Öğretmenler akran zorbalığını önleme de nasıl bir sorumluluk üstlenebilir? Öğretmenler, hemen her konuda olduğu gibi akran zorbalığının, çocuklar arasındaki şiddet kültürünün, her geçen biraz daha güçlenen duyarsızlaşmanın önlenmesinde de en büyük gücümüz. Çünkü çoğu zaman düşündüğümüzün tersine şiddeti engellemek yasaklardan, cezalardan, göz korkutmalardan değil sevgiyi, saygıyı, sınırları öğreten ve öğrencilerinin haklarını koruyan günlük uygulamaları hayata geçiren bilinçli öğretmenlerden geçiyor.
Neyin Akran Zorbalığı Olduğuna Dair Net Bir Çerçeveniz Olsun!
Dönem başında belirli bir süre ayırarak zorbalık kavramını ve sınıfınızda hangi davranışların zorbalık kabul edileceğini öğrencilerinize net bir şekilde anlatın.
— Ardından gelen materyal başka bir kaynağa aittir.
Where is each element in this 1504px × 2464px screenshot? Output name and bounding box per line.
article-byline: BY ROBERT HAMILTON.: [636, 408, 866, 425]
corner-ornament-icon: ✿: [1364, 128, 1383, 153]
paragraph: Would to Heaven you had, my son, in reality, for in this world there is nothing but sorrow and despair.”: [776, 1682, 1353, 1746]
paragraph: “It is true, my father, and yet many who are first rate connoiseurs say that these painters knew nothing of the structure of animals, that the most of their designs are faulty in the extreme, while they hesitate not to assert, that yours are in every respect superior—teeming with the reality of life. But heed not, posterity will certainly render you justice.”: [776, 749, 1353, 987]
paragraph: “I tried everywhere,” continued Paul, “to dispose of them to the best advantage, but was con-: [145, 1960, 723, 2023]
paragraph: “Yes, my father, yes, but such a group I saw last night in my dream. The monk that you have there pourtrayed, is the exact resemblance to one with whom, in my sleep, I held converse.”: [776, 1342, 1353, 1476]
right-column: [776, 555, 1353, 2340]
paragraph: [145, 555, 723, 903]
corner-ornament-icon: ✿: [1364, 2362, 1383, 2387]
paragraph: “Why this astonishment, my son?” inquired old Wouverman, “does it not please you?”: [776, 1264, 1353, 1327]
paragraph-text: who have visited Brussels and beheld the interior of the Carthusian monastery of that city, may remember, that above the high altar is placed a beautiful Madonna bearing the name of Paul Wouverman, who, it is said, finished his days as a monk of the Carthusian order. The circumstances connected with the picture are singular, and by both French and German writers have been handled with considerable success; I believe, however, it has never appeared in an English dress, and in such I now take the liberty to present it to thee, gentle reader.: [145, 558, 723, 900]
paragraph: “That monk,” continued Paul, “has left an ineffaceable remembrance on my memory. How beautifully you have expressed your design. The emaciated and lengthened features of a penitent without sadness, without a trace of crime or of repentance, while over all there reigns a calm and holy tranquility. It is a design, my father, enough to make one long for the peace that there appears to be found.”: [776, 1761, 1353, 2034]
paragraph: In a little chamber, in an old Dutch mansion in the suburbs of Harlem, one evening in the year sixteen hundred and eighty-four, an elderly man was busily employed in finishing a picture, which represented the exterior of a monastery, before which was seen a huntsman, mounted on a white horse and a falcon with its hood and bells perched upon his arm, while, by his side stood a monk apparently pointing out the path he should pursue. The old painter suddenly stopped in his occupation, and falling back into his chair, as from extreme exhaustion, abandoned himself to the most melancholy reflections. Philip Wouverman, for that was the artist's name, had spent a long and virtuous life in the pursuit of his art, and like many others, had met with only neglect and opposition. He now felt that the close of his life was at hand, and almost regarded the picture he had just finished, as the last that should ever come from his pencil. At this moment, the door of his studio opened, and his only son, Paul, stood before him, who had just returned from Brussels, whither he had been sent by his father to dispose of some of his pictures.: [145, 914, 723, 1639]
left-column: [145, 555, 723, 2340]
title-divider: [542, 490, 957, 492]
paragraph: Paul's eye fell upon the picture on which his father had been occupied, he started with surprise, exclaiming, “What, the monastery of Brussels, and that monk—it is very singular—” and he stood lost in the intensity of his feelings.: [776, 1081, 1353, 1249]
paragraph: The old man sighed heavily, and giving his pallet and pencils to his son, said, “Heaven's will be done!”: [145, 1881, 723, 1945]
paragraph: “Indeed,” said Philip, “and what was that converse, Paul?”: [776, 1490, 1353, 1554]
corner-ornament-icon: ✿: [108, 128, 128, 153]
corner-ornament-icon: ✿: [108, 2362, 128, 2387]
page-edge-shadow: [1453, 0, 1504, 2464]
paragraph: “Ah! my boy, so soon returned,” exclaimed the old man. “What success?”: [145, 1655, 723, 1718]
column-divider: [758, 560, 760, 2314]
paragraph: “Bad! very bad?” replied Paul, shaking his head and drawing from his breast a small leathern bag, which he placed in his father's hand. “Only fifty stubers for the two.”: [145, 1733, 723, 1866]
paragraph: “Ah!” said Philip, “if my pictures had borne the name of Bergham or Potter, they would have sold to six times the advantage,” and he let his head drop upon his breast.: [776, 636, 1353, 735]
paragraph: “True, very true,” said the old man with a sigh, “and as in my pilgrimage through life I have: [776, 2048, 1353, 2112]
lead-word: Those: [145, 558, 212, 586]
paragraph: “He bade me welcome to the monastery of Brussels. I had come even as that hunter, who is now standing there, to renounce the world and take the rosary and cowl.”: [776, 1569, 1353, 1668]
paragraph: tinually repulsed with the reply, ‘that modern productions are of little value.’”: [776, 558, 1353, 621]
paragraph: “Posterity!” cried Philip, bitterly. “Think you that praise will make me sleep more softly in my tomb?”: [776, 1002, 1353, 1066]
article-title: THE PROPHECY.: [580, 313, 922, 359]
Bu davranışların neden yapılmaması gerektiğini ve karşıdaki kişide nasıl duygulara yol açacağını açıklayın. Zorbalık davranışının olası sonuçları konusunda sınıfınızda tartışın.
Ayrıca fiziksel zorbalığın yanı sıra psikolojik zorbalık kavramını da yaşlarına uygun olarak anlatın. Psikolojik şiddetin kolayca anlaşılamayacağını ancak duygularımızın bize yol göstereceğini açıklayın. Sınıfınızın her öğrenci için güvenli bir alan olacağının altını çizin.
Öğrencilerin Yardım İstemesini Kolaylaştırın!
Araştırmalar akran zorbalığı sonrasında öğrencilerin en büyük kaygısının ispiyoncu damgası yemek olduğunu ve bu korkunun yardım istemenin önündeki en büyük engel olduğunu gösteriyor. Öğrencilerinize zorbalık yaşadığında yardım istemenin ya da şikayet etmenin en doğal hakları olmadığını açıklayın. Bununla birlikte öğrencilerin kimliklerini açık etmeden sizden yardım isteyebilecekleri yollar yaratın.
Sınıfınıza bir “Keşke Öğretmenim Bilse!” kutusu koyun. Böylece öğrencilerin sizinle yüz yüze gelmeden yardım isteyebilecekleri bir güven ortamı yaratın.
Sizden yardım isteyen öğrenciniz aynı zamanda bu bilgiyi nasıl kullanmanız gerektiğine de karar verebilsin. Hazırladığınız standart kağıtların altına “Bu bilgiyi sınıfla paylaşın.”, “Sadece siz bilin.”, “Bunu sizinle konuşmak istiyorum.” gibi seçenekler oluşturun.
Ulaşılabilir Olduğunuzu Gösterin!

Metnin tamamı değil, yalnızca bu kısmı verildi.